I believe that an essential step in introducing your retired racehorse to “normal” barn life is to achieve turn-out with other horses. I know many, many show and event horses do not get turned out with others. I understand the reasons for this. But I also believe that every possible effort should be made to give them at least one pasture friend.

In Final Call’s case, I very slowly introduced him to company over the course of a week. In the barn, I kept him in a foaling stall for the first night, with windows to look out at the broodmares. In the first morning, he was able to talk to a mare over a gossip wall while she ate breakfast (and threatened him). Then he went out in a round pen, isolated, for a day. After that, a field where he could see the mares, but was afraid of them due to the electric wire! And now, at the end of the week, out with the yearlings.

Mentally, they’re a good match. His social education would have ended as a yearling. With these kids, you can tell he doesn’t know his own size. His mannerisms are very similar to theirs. He isn’t pushy or rough with them, he just plays.

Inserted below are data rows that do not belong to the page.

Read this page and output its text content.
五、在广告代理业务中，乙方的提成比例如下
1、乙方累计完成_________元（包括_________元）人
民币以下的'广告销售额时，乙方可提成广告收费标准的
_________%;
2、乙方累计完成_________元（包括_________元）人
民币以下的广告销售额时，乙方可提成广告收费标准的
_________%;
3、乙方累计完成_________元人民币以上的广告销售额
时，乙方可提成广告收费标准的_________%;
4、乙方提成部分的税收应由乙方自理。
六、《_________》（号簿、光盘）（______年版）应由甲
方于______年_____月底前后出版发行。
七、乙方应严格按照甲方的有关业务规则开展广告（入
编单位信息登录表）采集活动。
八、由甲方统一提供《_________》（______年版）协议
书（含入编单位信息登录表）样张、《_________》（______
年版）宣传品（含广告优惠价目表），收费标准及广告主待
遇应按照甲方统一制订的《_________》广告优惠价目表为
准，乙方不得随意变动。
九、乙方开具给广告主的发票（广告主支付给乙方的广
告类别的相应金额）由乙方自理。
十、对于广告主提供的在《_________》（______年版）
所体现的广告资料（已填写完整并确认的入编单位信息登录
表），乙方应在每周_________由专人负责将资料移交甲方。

And he is content to let the filly continue to be Alpha.

I’d love to hear anyone else’s experience with re-socializing OTTBs or any other socially isolated horse!



Filed under Final Call, Herd Life, Stereotypes, Training Theory

5 responses to “Learning to Love the Herd

  1. I think we need a Final Call Cam. Yummy halter! I love his expression, ayup, that’smynose.
    Totally agreed. Turn out or exercise is crucial.

    He’s so lucky he found you. He can learn about being a horse horse again:)

  2. Natalie Keller Reinert

    Awww thanks. I live by my own brand of natural horsemanship, that’s for sure! Forage, turn-out, barefoot, and a little bite mark or two never hurt anyone 🙂

  3. He looks so thrilled. (My old OTTB was the halter-grabber in that relationship. Though he never dared pulled that on mares.

    Lucky is currently getting turned out in a smaller paddock attached to his stall, where he can come and go all day. He can see the other horses in the two big pastures, but so far we haven’t tried him with them. The concern is not so much his behavior (though we’re not sure what he’d do) and how the others, either the two geldings or the lone mare, will react.

    • Natalie Keller Reinert

      Yes the mare will probably eat him! It is great to watch Final Call submit to the yearling filly with scarcely any physical gestures that I can see. She marches up, and he moves out of the way. The amazing Alpha Mare. Probably reminds him of his mummy.

      I took the halter off. That beautiful Quillens leather! I love those halters so much! Why, I think I feel a post coming on…

  4. When I brought Gabe home he got put in a paddock next to my other two. They could visit over the fence and he seemed very, very interested in trying to play.

    I gave them 2 week separated before I put them together in the big pasture. BIG MISTAKE! My daughter’s 25-year-old appaloosa gelding is the boss and he did not like Gabe being anywhere near him or “his mare” in the same pasture. Gabe just wanted to play and be close to them, it was obvious he had no desire to challenge Chief for the top dog spot but he wasn’t quite sure how to approach! Chief was nasty and ugly to Gabe and nearly ran him through the fence a few times. So, they got to live separate again.

    It took a good 8 months living in separate paddocks and turned out in different pastures before I could turn all three out together in harmony. Gabe is perfectly content at the bottom of the totem pole and Chief has finally accepted that Gabe won’t steal his lady. All it takes is one ugly look from Chief and Gabe is running to the other side of the pasture.